HONG KONG (AFP) - President Xi Jinping will visit Hong Kong next week to mark 20 years since the city was handed back to China by Britain, local media said, in a trip that will be incendiary to activists.
Although widely expected, officials have not so far said whether Mr Xi will make the trip, his first to Hong Kong since becoming president in 2013, if confirmed.
The South China Morning Post reported for the first time on Friday (June 23) that Mr Xi's visit had been "confirmed", citing unnamed sources with knowledge of the trip.
It comes at a time when Beijing stands accused of squeezing the semi-autonomous city's freedoms and frustrations have led to the emergence of a new independence movement calling for Hong Kong to break from the mainland.
Protesters say they are preparing to gather during the handover celebrations and Mr Xi's visit will be shrouded in a huge security operation.
His itinerary includes touring the garrison of China's People's Liberation Army in central Hong Kong, as well as visiting an infrastructure project, the Post said.
He will arrive on Thursday with his wife Peng Liyuan and stay until Saturday, July 1, the handover anniversary date, when he will inaugurate the city's new leader Carrie Lam, the report added.
Hong Kong was handed back to China by Britain in 1997 under a "one country, two systems" deal designed to protect its freedoms and way of life for 50 years.
But a number of incidents, including the disqualification from the legislature of two pro-independence lawmakers and the alleged abduction of five Hong Kong booksellers, have raised fears that Beijing is trampling the agreement.

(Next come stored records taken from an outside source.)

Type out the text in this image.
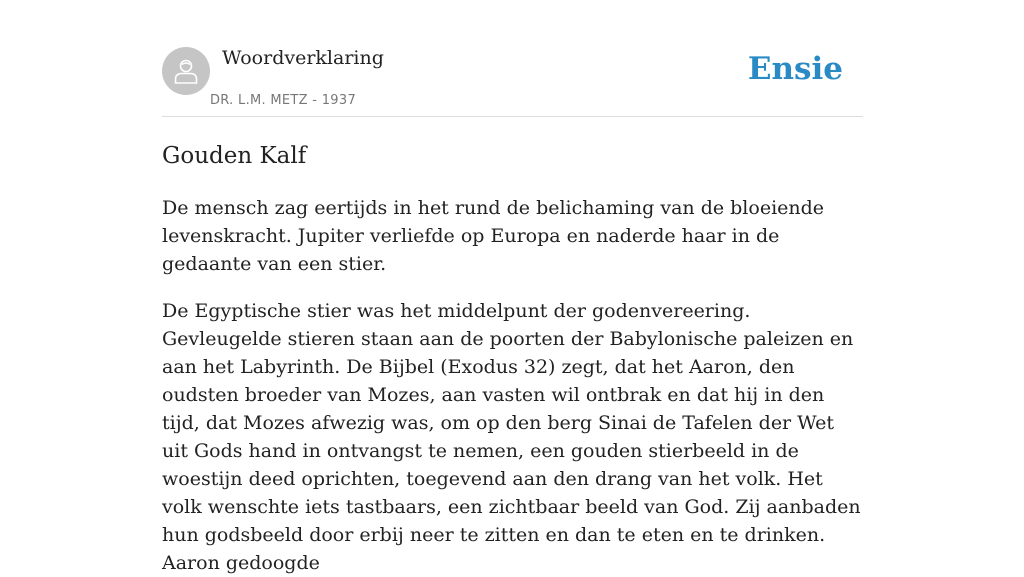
Woordverklaring
DR. L.M. METZ - 1937
Ensie
Gouden Kalf

De mensch zag eertijds in het rund de belichaming van de bloeiende levenskracht. Jupiter verliefde op Europa en naderde haar in de gedaante van een stier.

De Egyptische stier was het middelpunt der godenvereering. Gevleugelde stieren staan aan de poorten der Babylonische paleizen en aan het Labyrinth. De Bijbel (Exodus 32) zegt, dat het Aaron, den oudsten broeder van Mozes, aan vasten wil ontbrak en dat hij in den tijd, dat Mozes afwezig was, om op den berg Sinai de Tafelen der Wet uit Gods hand in ontvangst te nemen, een gouden stierbeeld in de woestijn deed oprichten, toegevend aan den drang van het volk. Het volk wenschte iets tastbaars, een zichtbaar beeld van God. Zij aanbaden hun godsbeeld door erbij neer te zitten en dan te eten en te drinken. Aaron gedoogde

A government spokesman told AFP on Friday there was still no official confirmation that Mr Xi would visit.
Political analyst Willy Lam predicted there may be "ugly scenes" if he does.
"The fact that the head of the (Chinese Communist) party and the army is in Hong Kong, I think, will enhance people's impression that Beijing really means business," said Professor Lam from the Chinese University of Hong Kong.
"This is a symbol of the fact that in 'one country, two systems', the one country is towering over the two systems."